No, I Wasn't Saved. I Wasn't Safe From You.

116 8 0
                                    

Evden çıkmıştım ve verandada oturmuş sigara içiyordum. Kendimi boşluğun içinde gibi hissediyordum. Uzun zamandır böyle hissetmemiştim. Ve gerçekten çok kötü bir histi. İlk önce annem kanser olmuştu, tedaviyi bırakıp ölmeyi seçmişti. Bizi bırakmayı seçmişti. Sonra da Matt. Gözlerimden akan yaşlara engel olamıyordum.

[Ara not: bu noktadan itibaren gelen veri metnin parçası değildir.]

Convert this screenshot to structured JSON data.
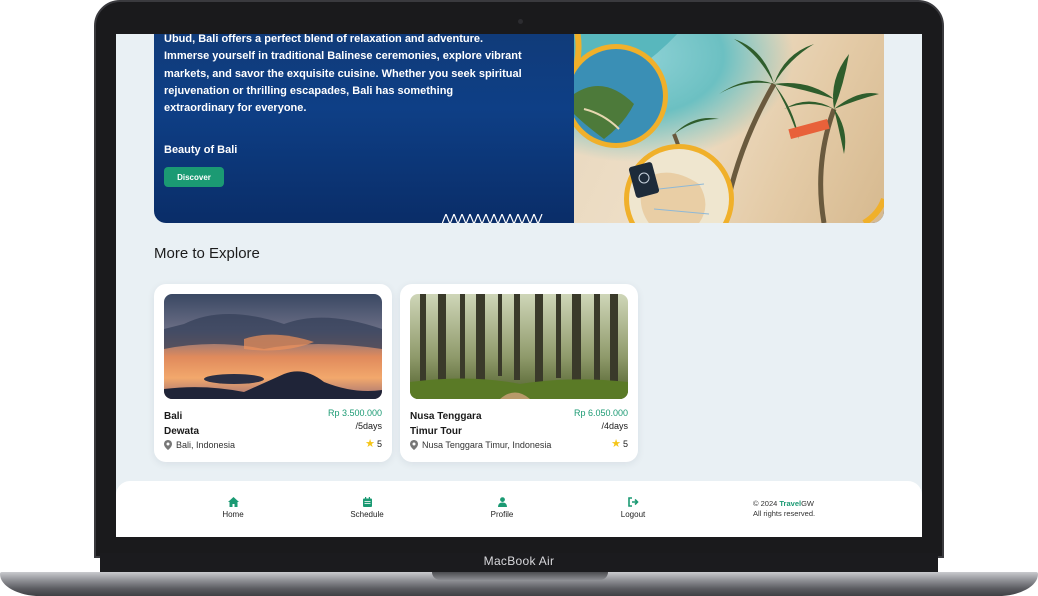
{
  "device": {
    "label": "MacBook Air"
  },
  "hero": {
    "paragraph": "From the stunning beaches of Kuta to the tranquil rice terraces of Ubud, Bali offers a perfect blend of relaxation and adventure. Immerse yourself in traditional Balinese ceremonies, explore vibrant markets, and savor the exquisite cuisine. Whether you seek spiritual rejuvenation or thrilling escapades, Bali has something extraordinary for everyone.",
    "title": "Beauty of Bali",
    "button_label": "Discover"
  },
  "explore": {
    "title": "More to Explore",
    "cards": [
      {
        "name_line1": "Bali",
        "name_line2": "Dewata",
        "price": "Rp 3.500.000",
        "duration": "/5days",
        "location": "Bali, Indonesia",
        "rating": "5"
      },
      {
        "name_line1": "Nusa Tenggara",
        "name_line2": "Timur Tour",
        "price": "Rp 6.050.000",
        "duration": "/4days",
        "location": "Nusa Tenggara Timur, Indonesia",
        "rating": "5"
      }
    ]
  },
  "nav": {
    "items": [
      {
        "label": "Home",
        "icon": "home-icon"
      },
      {
        "label": "Schedule",
        "icon": "schedule-icon"
      },
      {
        "label": "Profile",
        "icon": "profile-icon"
      },
      {
        "label": "Logout",
        "icon": "logout-icon"
      }
    ],
    "copyright_prefix": "© 2024 ",
    "brand_a": "Travel",
    "brand_b": "GW",
    "rights": "All rights reserved."
  },
  "colors": {
    "accent": "#1b9a73",
    "star": "#f5c518",
    "hero": "#0e3f86"
  }
}
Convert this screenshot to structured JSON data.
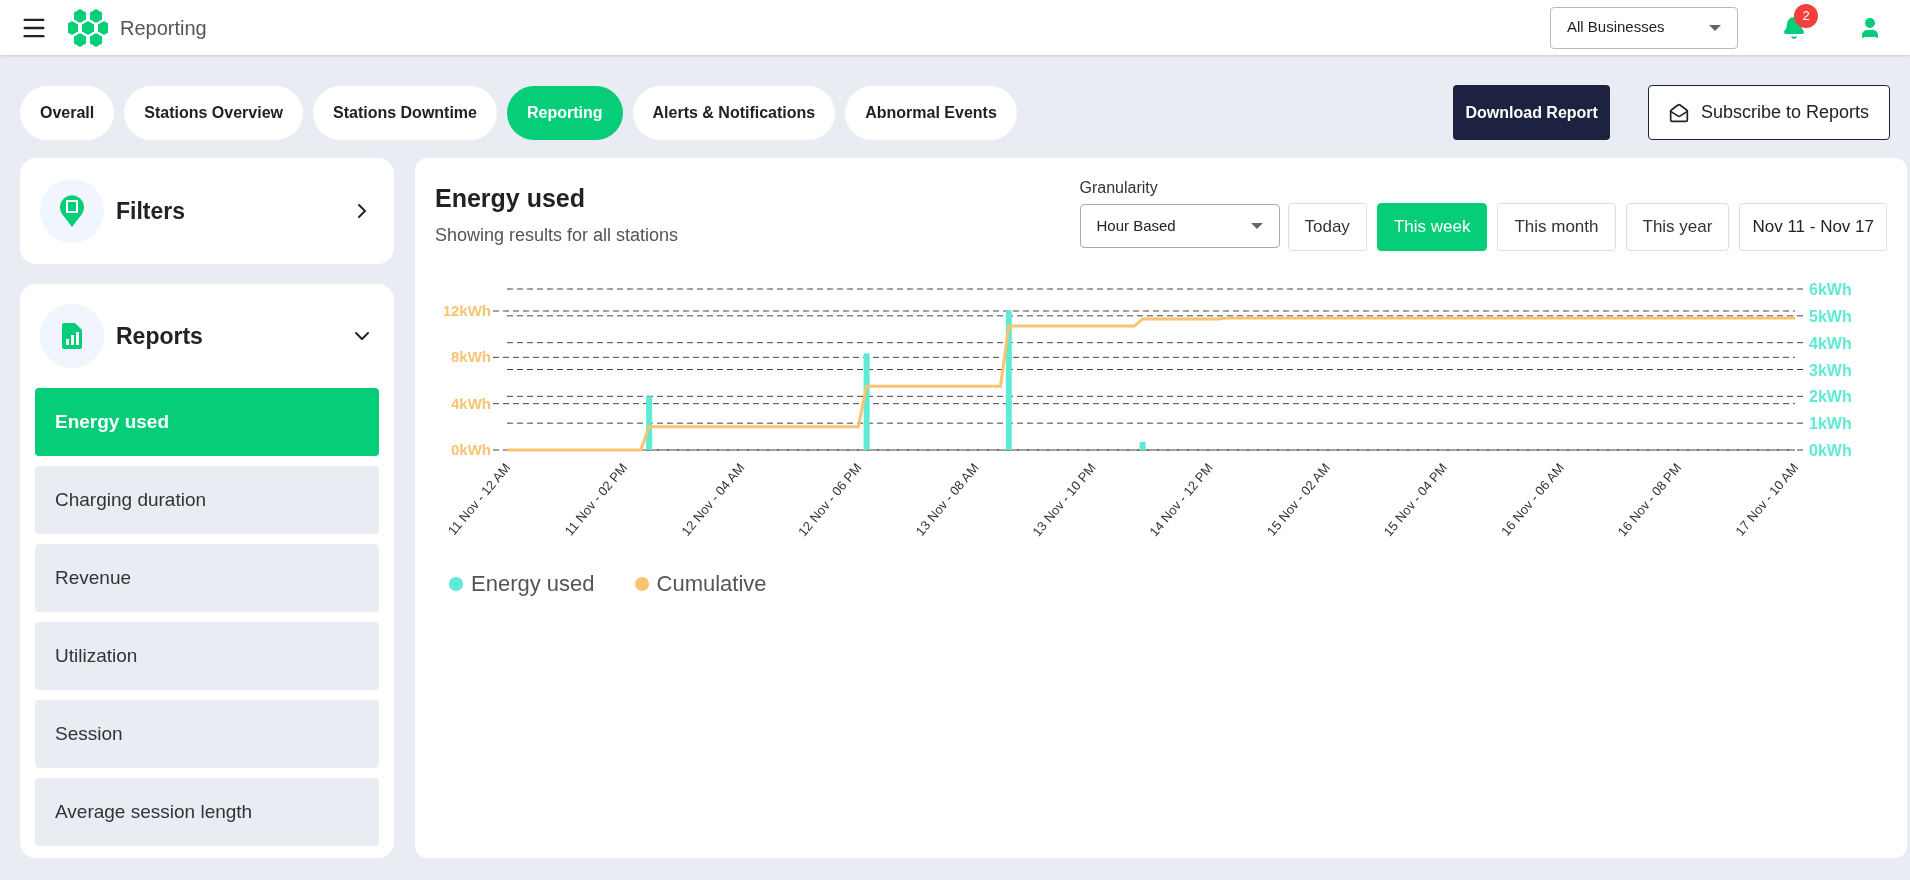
{
  "header": {
    "title": "Reporting",
    "business_select": {
      "value": "All Businesses"
    },
    "notifications": {
      "count": "2"
    }
  },
  "tabs": [
    {
      "label": "Overall",
      "selected": false
    },
    {
      "label": "Stations Overview",
      "selected": false
    },
    {
      "label": "Stations Downtime",
      "selected": false
    },
    {
      "label": "Reporting",
      "selected": true
    },
    {
      "label": "Alerts & Notifications",
      "selected": false
    },
    {
      "label": "Abnormal Events",
      "selected": false
    }
  ],
  "actions": {
    "download": "Download Report",
    "subscribe": "Subscribe to Reports"
  },
  "sidebar": {
    "filters": {
      "title": "Filters",
      "expanded": false
    },
    "reports": {
      "title": "Reports",
      "expanded": true,
      "items": [
        {
          "label": "Energy used",
          "selected": true
        },
        {
          "label": "Charging duration",
          "selected": false
        },
        {
          "label": "Revenue",
          "selected": false
        },
        {
          "label": "Utilization",
          "selected": false
        },
        {
          "label": "Session",
          "selected": false
        },
        {
          "label": "Average session length",
          "selected": false
        }
      ]
    }
  },
  "panel": {
    "title": "Energy used",
    "subtitle": "Showing results for all stations",
    "granularity": {
      "label": "Granularity",
      "value": "Hour Based"
    },
    "periods": [
      {
        "label": "Today",
        "selected": false
      },
      {
        "label": "This week",
        "selected": true
      },
      {
        "label": "This month",
        "selected": false
      },
      {
        "label": "This year",
        "selected": false
      }
    ],
    "date_range": "Nov 11 - Nov 17",
    "chart_data": {
      "type": "bar",
      "grid": true,
      "categories": [
        "11 Nov - 12 AM",
        null,
        null,
        null,
        null,
        null,
        null,
        null,
        null,
        null,
        null,
        null,
        null,
        null,
        "11 Nov - 02 PM",
        null,
        null,
        null,
        null,
        null,
        null,
        null,
        null,
        null,
        null,
        null,
        null,
        null,
        "12 Nov - 04 AM",
        null,
        null,
        null,
        null,
        null,
        null,
        null,
        null,
        null,
        null,
        null,
        null,
        null,
        "12 Nov - 06 PM",
        null,
        null,
        null,
        null,
        null,
        null,
        null,
        null,
        null,
        null,
        null,
        null,
        null,
        "13 Nov - 08 AM",
        null,
        null,
        null,
        null,
        null,
        null,
        null,
        null,
        null,
        null,
        null,
        null,
        null,
        "13 Nov - 10 PM",
        null,
        null,
        null,
        null,
        null,
        null,
        null,
        null,
        null,
        null,
        null,
        null,
        null,
        "14 Nov - 12 PM",
        null,
        null,
        null,
        null,
        null,
        null,
        null,
        null,
        null,
        null,
        null,
        null,
        null,
        "15 Nov - 02 AM",
        null,
        null,
        null,
        null,
        null,
        null,
        null,
        null,
        null,
        null,
        null,
        null,
        null,
        "15 Nov - 04 PM",
        null,
        null,
        null,
        null,
        null,
        null,
        null,
        null,
        null,
        null,
        null,
        null,
        null,
        "16 Nov - 06 AM",
        null,
        null,
        null,
        null,
        null,
        null,
        null,
        null,
        null,
        null,
        null,
        null,
        null,
        "16 Nov - 08 PM",
        null,
        null,
        null,
        null,
        null,
        null,
        null,
        null,
        null,
        null,
        null,
        null,
        null,
        "17 Nov - 10 AM"
      ],
      "series": [
        {
          "name": "Energy used",
          "type": "bar",
          "color": "#5eead4",
          "axis": "y2",
          "values": [
            null,
            null,
            null,
            null,
            null,
            null,
            null,
            null,
            null,
            null,
            null,
            null,
            null,
            null,
            null,
            null,
            null,
            2.0,
            null,
            null,
            null,
            null,
            null,
            null,
            null,
            null,
            null,
            null,
            null,
            null,
            null,
            null,
            null,
            null,
            null,
            null,
            null,
            null,
            null,
            null,
            null,
            null,
            null,
            3.6,
            null,
            null,
            null,
            null,
            null,
            null,
            null,
            null,
            null,
            null,
            null,
            null,
            null,
            null,
            null,
            null,
            5.2,
            null,
            null,
            null,
            null,
            null,
            null,
            null,
            null,
            null,
            null,
            null,
            null,
            null,
            null,
            null,
            0.3,
            null,
            null,
            null,
            null,
            null,
            null,
            null,
            null,
            null,
            null,
            null,
            null,
            null,
            null,
            null,
            null,
            null,
            null,
            null,
            null,
            null,
            null,
            null,
            null,
            null,
            null,
            null,
            null,
            null,
            null,
            null,
            null,
            null,
            null,
            null,
            null,
            null,
            null,
            null,
            null,
            null,
            null,
            null,
            null,
            null,
            null,
            null,
            null,
            null,
            null,
            null,
            null,
            null,
            null,
            null,
            null,
            null,
            null,
            null,
            null,
            null,
            null,
            null,
            null,
            null,
            null,
            null,
            null,
            null,
            null,
            null,
            null,
            null,
            null,
            null,
            null,
            null,
            null
          ]
        },
        {
          "name": "Cumulative",
          "type": "line",
          "color": "#f8c471",
          "values": [
            0,
            0,
            0,
            0,
            0,
            0,
            0,
            0,
            0,
            0,
            0,
            0,
            0,
            0,
            0,
            0,
            0,
            2.0,
            2.0,
            2.0,
            2.0,
            2.0,
            2.0,
            2.0,
            2.0,
            2.0,
            2.0,
            2.0,
            2.0,
            2.0,
            2.0,
            2.0,
            2.0,
            2.0,
            2.0,
            2.0,
            2.0,
            2.0,
            2.0,
            2.0,
            2.0,
            2.0,
            2.0,
            5.5,
            5.5,
            5.5,
            5.5,
            5.5,
            5.5,
            5.5,
            5.5,
            5.5,
            5.5,
            5.5,
            5.5,
            5.5,
            5.5,
            5.5,
            5.5,
            5.5,
            10.7,
            10.7,
            10.7,
            10.7,
            10.7,
            10.7,
            10.7,
            10.7,
            10.7,
            10.7,
            10.7,
            10.7,
            10.7,
            10.7,
            10.7,
            10.7,
            11.3,
            11.3,
            11.3,
            11.3,
            11.3,
            11.3,
            11.3,
            11.3,
            11.3,
            11.3,
            11.4,
            11.4,
            11.4,
            11.4,
            11.4,
            11.4,
            11.4,
            11.4,
            11.4,
            11.4,
            11.4,
            11.4,
            11.4,
            11.4,
            11.4,
            11.4,
            11.4,
            11.4,
            11.4,
            11.4,
            11.4,
            11.4,
            11.4,
            11.4,
            11.4,
            11.4,
            11.4,
            11.4,
            11.4,
            11.4,
            11.4,
            11.4,
            11.4,
            11.4,
            11.4,
            11.4,
            11.4,
            11.4,
            11.4,
            11.4,
            11.4,
            11.4,
            11.4,
            11.4,
            11.4,
            11.4,
            11.4,
            11.4,
            11.4,
            11.4,
            11.4,
            11.4,
            11.4,
            11.4,
            11.4,
            11.4,
            11.4,
            11.4,
            11.4,
            11.4,
            11.4,
            11.4,
            11.4,
            11.4,
            11.4,
            11.4,
            11.4,
            11.4,
            11.4
          ]
        }
      ],
      "ylim": [
        0,
        13.9
      ],
      "y2lim": [
        0,
        6
      ],
      "yticks": [
        {
          "value": 0,
          "label": "0kWh"
        },
        {
          "value": 4,
          "label": "4kWh"
        },
        {
          "value": 8,
          "label": "8kWh"
        },
        {
          "value": 12,
          "label": "12kWh"
        }
      ],
      "y2ticks": [
        {
          "value": 0,
          "label": "0kWh"
        },
        {
          "value": 1,
          "label": "1kWh"
        },
        {
          "value": 2,
          "label": "2kWh"
        },
        {
          "value": 3,
          "label": "3kWh"
        },
        {
          "value": 4,
          "label": "4kWh"
        },
        {
          "value": 5,
          "label": "5kWh"
        },
        {
          "value": 6,
          "label": "6kWh"
        }
      ]
    }
  }
}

Matt’in o halini hafızamdan silmek için çok çaba sarf etmiştim, ama hiçbir zaman unutamayacağımı biliyordum. Hiçbir zaman eskisi gibi olamayacağımı biliyordum. Geçmişte çok kötü şeyler yaşamıştım. Ve dört yıl önceden beri hayatımı babamın iğrendiği şeyleri yapmaya harcamıştım. Herkesle yatıyor, içki içiyor, uyuşturucu kullanıyor ve her akşam haberlere konu oluyordum. Babam bundan nefret ediyordu. Babamın nefret etmesi benim hoşuma gidiyordu. Çünkü her şey onun suçuydu. O sorumsuzdu. Sadece işini düşünürdü. Annem onun yüzünden ölmüştü. Evet onun yüzünden ölmüştü. Annemin cenazesinde bile lanet telefonunu kapatmamıştı. Annem gömülürken o lanet telefonu hiç susmamıştı. Hala işini düşünmüştü. O lanet bir adamdı.

Şimdi de onun hayatını daha fazla mahvetmemem için beni sürtük birine emanet etmişti. Ondan nefret ediyordum. Herkesten nefret ediyordum. Sigaramdan bir duman daha aldım.

“Öyle şeyler söylediğim için üzgünüm.”

Alex’in sesiyle irkildim. Yanımda oturduğunu yeni fark etmiştim. Ellerini birleştirmiş, gözünü karanlığa dikmişti. Lanet geçmişimi tek saniyede açıp beni yerle bir ettiği için gelip özür dilemişti. Harika. Özür dilemesi onun bir piç kurusu olduğunu değiştirmezdi.

“Senden nefret ediyorum.”

“Biliyorum, bence bunun sebebi ona çok benzemem.”

Ona demişti. O dediği Matt’miydi? O kendini Matt ile bir tutamazdı. “Onu tanımıyorsun.”

“Tanıyorum Momsen, sandığından daha iyi. Lanet babam onun annesini becermişti. Matthew benim üvey kardeşimdi. Baban bunun duyulmaması için elinden geleni yaptı, kadını biriyle evlendirdi ve hizmetkâr olarak onları yanına aldı.”

Ağzım açık bir şekilde ona bakakaldım. “Böyle bir şey olsaydı bilirdim.”

“O da bilmiyordu Momsen. Üzgünüm.”

“Üzgün değilsin Alex. Sadece üzgünümü oynuyorsun. Senin ruhuna kötülük işlemiş, hiçbir zaman iyi biri olmayacaksın.”

“Sen olacak mısın?”

Ona cevap vermemiştim. Bitmiş sigaramı fırlattım ve bir tane daha yaktım. Alex’in telefonu çalıyordu.

“Evet?” diyerek cevapladı.

Telefonda konuşan kişiyi dinledikten sonra, “Ne zaman?” diye sordu.

“Pekala, orada olmaya çalışırım,” dedikten sonra kapattı.

Başımı ona çevirdiğimde canı sıkılmışa benziyordu. Ama ne olduğu umurumda değildi.

“Buradan ne zaman gideceğiz?”

“Baban ne zaman gitmemizi isterse.”

“Eğer senin işlerin varsa halletmeye gidebilirsin. Ben burada olacağım,” dedim yalan söyleyerek.

Alex gülümsedi. “Eğer seni burada bırakırsam kaçmaya çalışırsın Momsen, o kadar aptal olacağımı mı sanıyorsun? Bu yüzden seni bagajda taşımam daha mantıklı olur.”

İnanamayarak ona baktım. Gülümsemeyi kesmişti, suratı ciddiydi. “Dalga geçiyor olmalısın.”

“Tabii,” dedi mırıldanarak. Elimden tuttu ve beni yerimden kaldırdı. “Hadi, gidiyoruz.”